Builder Confidence Rises for First Time in Four Months

Builder Confidence

Builder confidence in the market for newly built single-family homes inched up by three points to 37 in December, according to the National Association of Home Builders (NAHB)/Wells Fargo (NYSE:WFC) Housing Market Index (HMI). This uptick ends a four-month decline for the HMI.

“With mortgage rates down roughly 50 basis points over the past month, builders are reporting an uptick in traffic as some prospective buyers who previously felt priced out of the market are taking a second look,” said NAHB Chairman Alicia Huey, a custom home builder and developer from Birmingham, Alabama. “With the nation facing a considerable housing shortage, boosting new home production is the best way to ease the affordability crisis, expand housing inventory and lower inflation.”
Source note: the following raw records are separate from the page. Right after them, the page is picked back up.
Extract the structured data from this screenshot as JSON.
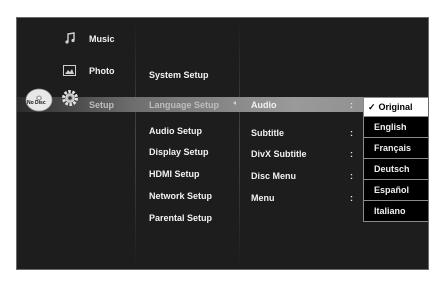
{
  "main_menu": {
    "music": "Music",
    "photo": "Photo",
    "setup": "Setup",
    "disc_status": "No Disc"
  },
  "setup_menu": {
    "system_setup": "System Setup",
    "language_setup": "Language Setup",
    "audio_setup": "Audio Setup",
    "display_setup": "Display Setup",
    "hdmi_setup": "HDMI Setup",
    "network_setup": "Network Setup",
    "parental_setup": "Parental Setup"
  },
  "language_options": {
    "audio": "Audio",
    "subtitle": "Subtitle",
    "divx_subtitle": "DivX Subtitle",
    "disc_menu": "Disc Menu",
    "menu": "Menu",
    "separator": ":"
  },
  "audio_dropdown": {
    "check": "✓",
    "items": [
      "Original",
      "English",
      "Français",
      "Deutsch",
      "Español",
      "Italiano"
    ]
  }
}
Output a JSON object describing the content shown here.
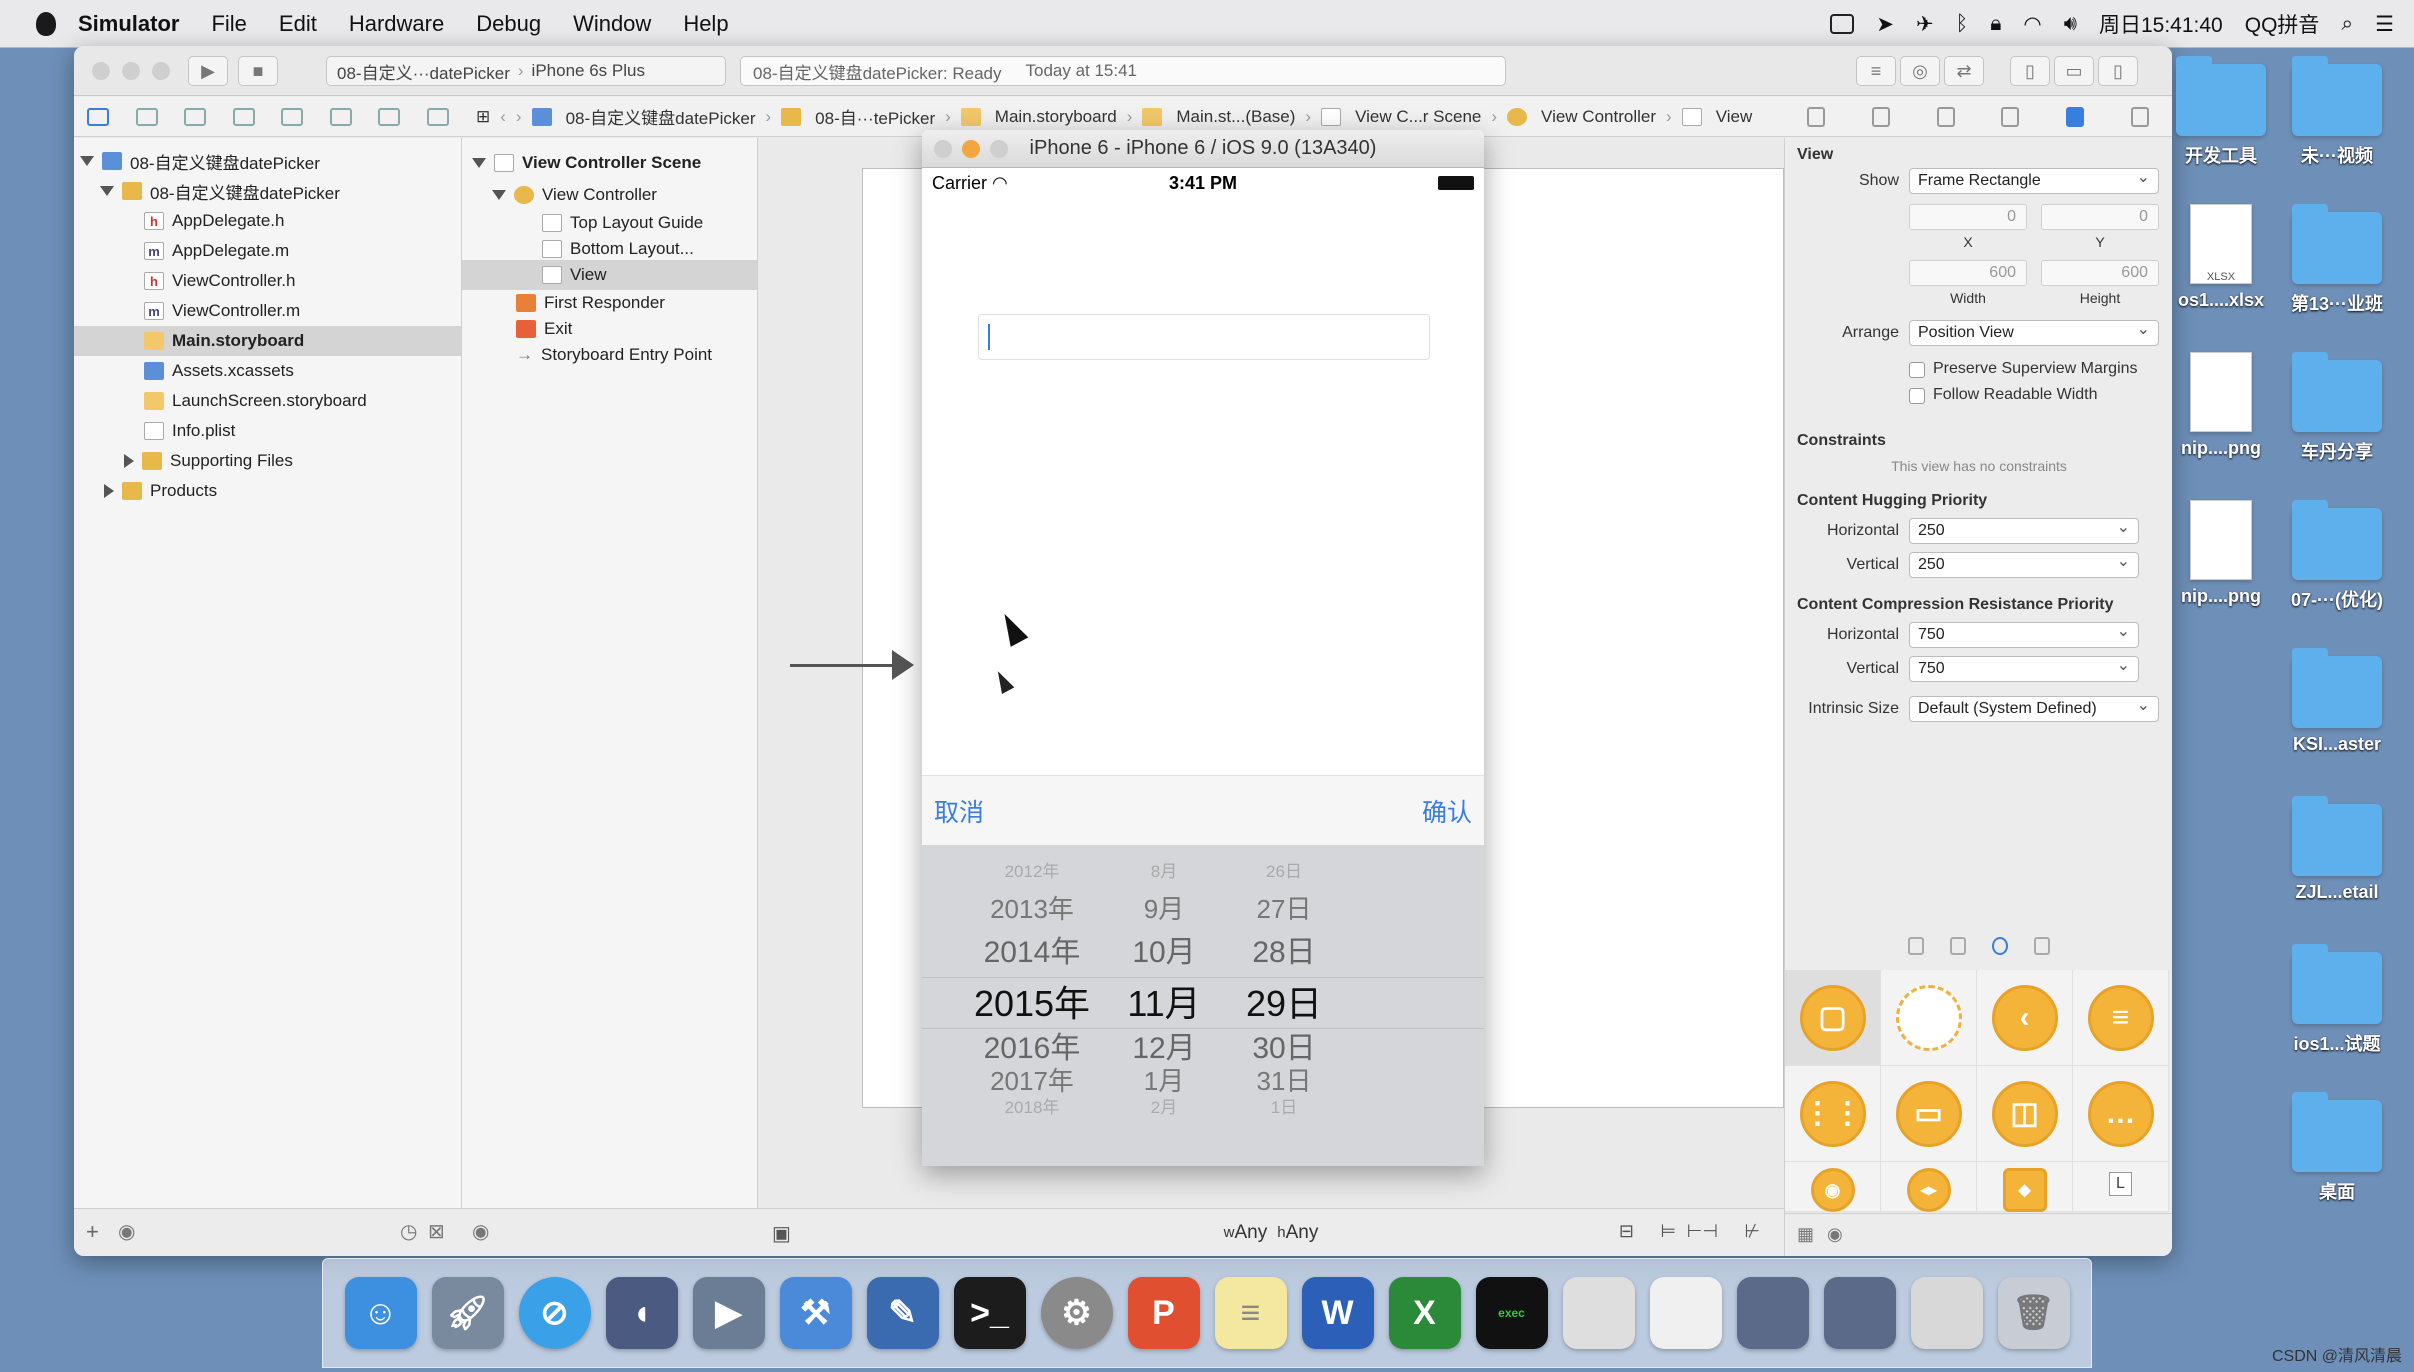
{
  "menubar": {
    "app_name": "Simulator",
    "items": [
      "File",
      "Edit",
      "Hardware",
      "Debug",
      "Window",
      "Help"
    ],
    "clock": "周日15:41:40",
    "input_method": "QQ拼音"
  },
  "toolbar": {
    "scheme": "08-自定义···datePicker",
    "device": "iPhone 6s Plus",
    "status_project": "08-自定义键盘datePicker: Ready",
    "status_time": "Today at 15:41"
  },
  "jumpbar": {
    "crumbs": [
      "08-自定义键盘datePicker",
      "08-自···tePicker",
      "Main.storyboard",
      "Main.st...(Base)",
      "View C...r Scene",
      "View Controller",
      "View"
    ]
  },
  "navigator": {
    "project": "08-自定义键盘datePicker",
    "group": "08-自定义键盘datePicker",
    "files": [
      "AppDelegate.h",
      "AppDelegate.m",
      "ViewController.h",
      "ViewController.m",
      "Main.storyboard",
      "Assets.xcassets",
      "LaunchScreen.storyboard",
      "Info.plist"
    ],
    "supporting": "Supporting Files",
    "products": "Products"
  },
  "outline": {
    "scene": "View Controller Scene",
    "controller": "View Controller",
    "top_guide": "Top Layout Guide",
    "bottom_guide": "Bottom Layout...",
    "view": "View",
    "first_responder": "First Responder",
    "exit": "Exit",
    "entry": "Storyboard Entry Point"
  },
  "canvas": {
    "size_class_w": "Any",
    "size_class_h": "Any",
    "w_prefix": "w",
    "h_prefix": "h"
  },
  "simulator": {
    "title": "iPhone 6 - iPhone 6 / iOS 9.0 (13A340)",
    "carrier": "Carrier",
    "time": "3:41 PM",
    "cancel": "取消",
    "confirm": "确认",
    "picker": {
      "years": [
        "2012年",
        "2013年",
        "2014年",
        "2015年",
        "2016年",
        "2017年",
        "2018年"
      ],
      "months": [
        "8月",
        "9月",
        "10月",
        "11月",
        "12月",
        "1月",
        "2月"
      ],
      "days": [
        "26日",
        "27日",
        "28日",
        "29日",
        "30日",
        "31日",
        "1日"
      ],
      "selected_index": 3
    }
  },
  "inspector": {
    "section": "View",
    "show_label": "Show",
    "show_value": "Frame Rectangle",
    "x_value": "0",
    "y_value": "0",
    "x_label": "X",
    "y_label": "Y",
    "width_value": "600",
    "height_value": "600",
    "width_label": "Width",
    "height_label": "Height",
    "arrange_label": "Arrange",
    "arrange_value": "Position View",
    "preserve": "Preserve Superview Margins",
    "follow": "Follow Readable Width",
    "constraints_title": "Constraints",
    "constraints_note": "This view has no constraints",
    "hugging_title": "Content Hugging Priority",
    "compression_title": "Content Compression Resistance Priority",
    "horizontal": "Horizontal",
    "vertical": "Vertical",
    "hug_h": "250",
    "hug_v": "250",
    "comp_h": "750",
    "comp_v": "750",
    "intrinsic_label": "Intrinsic Size",
    "intrinsic_value": "Default (System Defined)",
    "library_last_label": "L"
  },
  "desktop": {
    "icons": [
      "开发工具",
      "未···视频",
      "os1....xlsx",
      "第13···业班",
      "nip....png",
      "车丹分享",
      "nip....png",
      "07-···(优化)",
      "KSI...aster",
      "ZJL...etail",
      "ios1...试题",
      "桌面"
    ],
    "xlsx_badge": "XLSX"
  },
  "dock": {
    "exec_label": "exec"
  },
  "watermark": "CSDN @清风清晨",
  "colors": {
    "accent": "#3a7de0",
    "library_orange": "#f4b43a",
    "desktop": "#6e8fb8"
  }
}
The HMI index gauging traffic of prospective buyers in December rose three points 24, the component measuring sales expectations in the next six months increased six points to 45 and the component charting current sales condition held steady at 40.
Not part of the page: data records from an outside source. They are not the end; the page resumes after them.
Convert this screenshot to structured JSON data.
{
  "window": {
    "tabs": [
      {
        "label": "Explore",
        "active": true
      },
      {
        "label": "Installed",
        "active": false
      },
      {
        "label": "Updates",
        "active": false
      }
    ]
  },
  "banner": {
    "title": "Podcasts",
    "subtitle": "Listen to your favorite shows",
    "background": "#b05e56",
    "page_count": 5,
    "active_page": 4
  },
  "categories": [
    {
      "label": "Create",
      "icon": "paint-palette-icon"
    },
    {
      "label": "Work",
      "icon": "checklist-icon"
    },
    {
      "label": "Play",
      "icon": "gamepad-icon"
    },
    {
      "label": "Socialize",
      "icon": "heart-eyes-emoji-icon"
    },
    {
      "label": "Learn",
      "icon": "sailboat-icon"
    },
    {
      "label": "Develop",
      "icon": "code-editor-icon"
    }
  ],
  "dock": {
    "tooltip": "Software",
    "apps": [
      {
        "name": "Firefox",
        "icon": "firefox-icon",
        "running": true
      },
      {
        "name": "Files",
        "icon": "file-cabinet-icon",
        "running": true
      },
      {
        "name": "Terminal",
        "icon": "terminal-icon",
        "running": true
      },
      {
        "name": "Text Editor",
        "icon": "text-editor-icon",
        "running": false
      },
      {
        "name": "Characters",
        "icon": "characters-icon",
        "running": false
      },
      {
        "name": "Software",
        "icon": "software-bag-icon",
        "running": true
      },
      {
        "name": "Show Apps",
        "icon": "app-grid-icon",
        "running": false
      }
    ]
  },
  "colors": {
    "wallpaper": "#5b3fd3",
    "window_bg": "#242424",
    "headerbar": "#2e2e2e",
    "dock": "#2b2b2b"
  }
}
Looking at the three-month moving averages for regional HMI scores, the Northeast increased two points to 51, the Midwest fell one point to 34, the South dropped three points to 39 and the West posted a four-point decline to 31.
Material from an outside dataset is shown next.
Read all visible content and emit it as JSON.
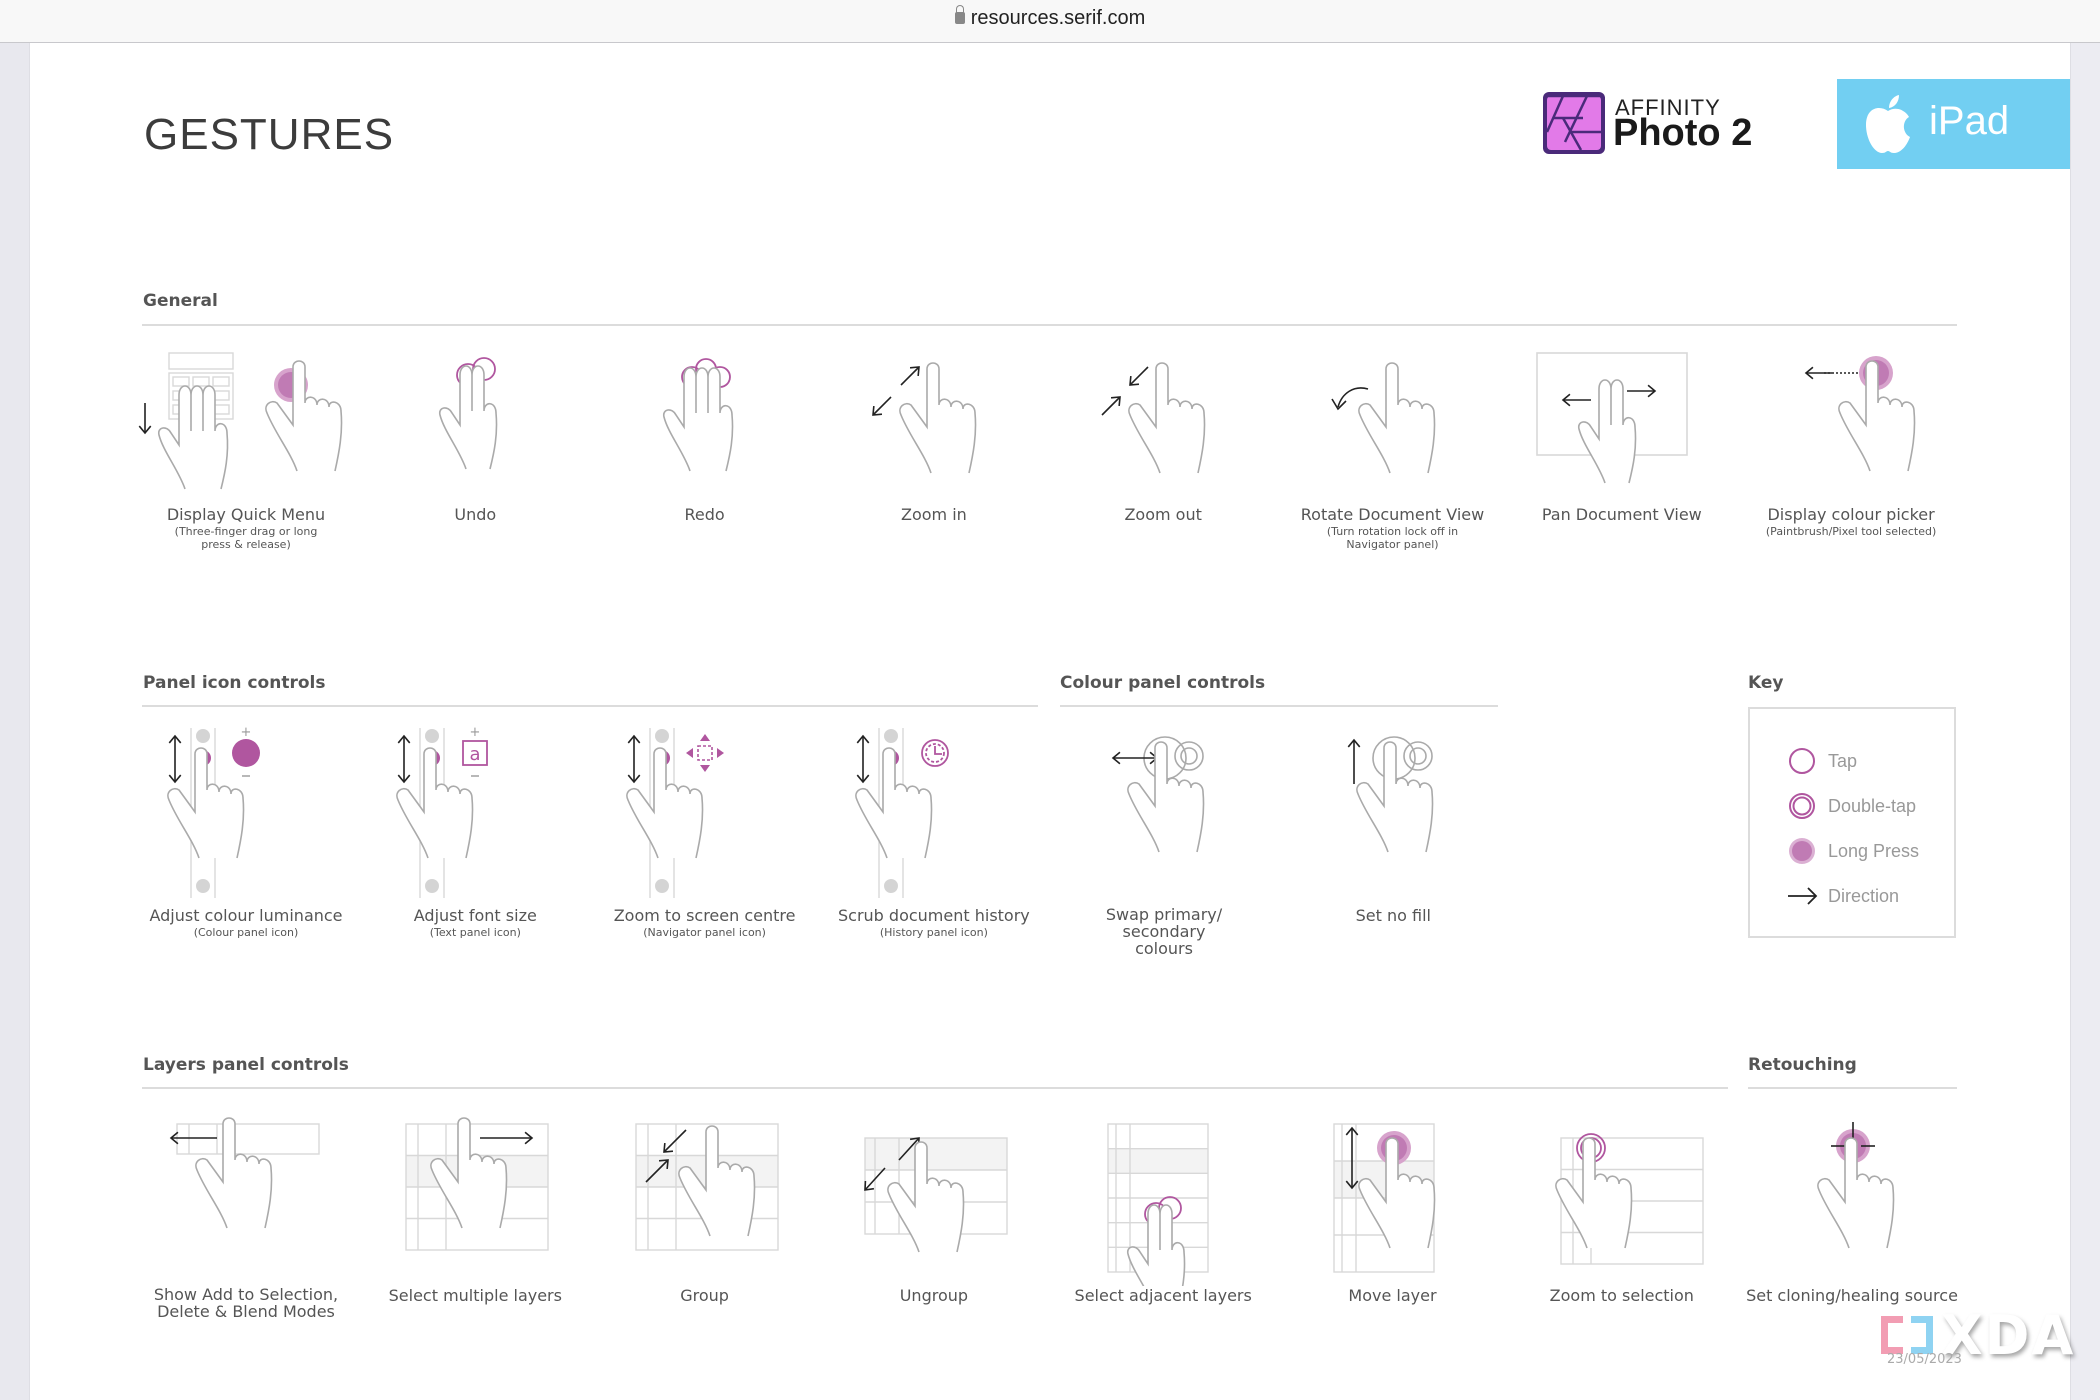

“The housing market appears to have passed peak mortgage rates for this cycle, and this should help to spur home buyer demand in the coming months, with the HMI component measuring future sales expectations up six points in December,” said NAHB Chief Economist Robert Dietz. “Our statistical analysis indicates that temporary and outsized differences between builder sentiment and starts occur after short-term interest rates rise dramatically, increasing the cost of land development and builder loans used by private builders. In turn, higher financing costs for home builders and land developers add another headwind for housing supply in a market low on resale inventory.”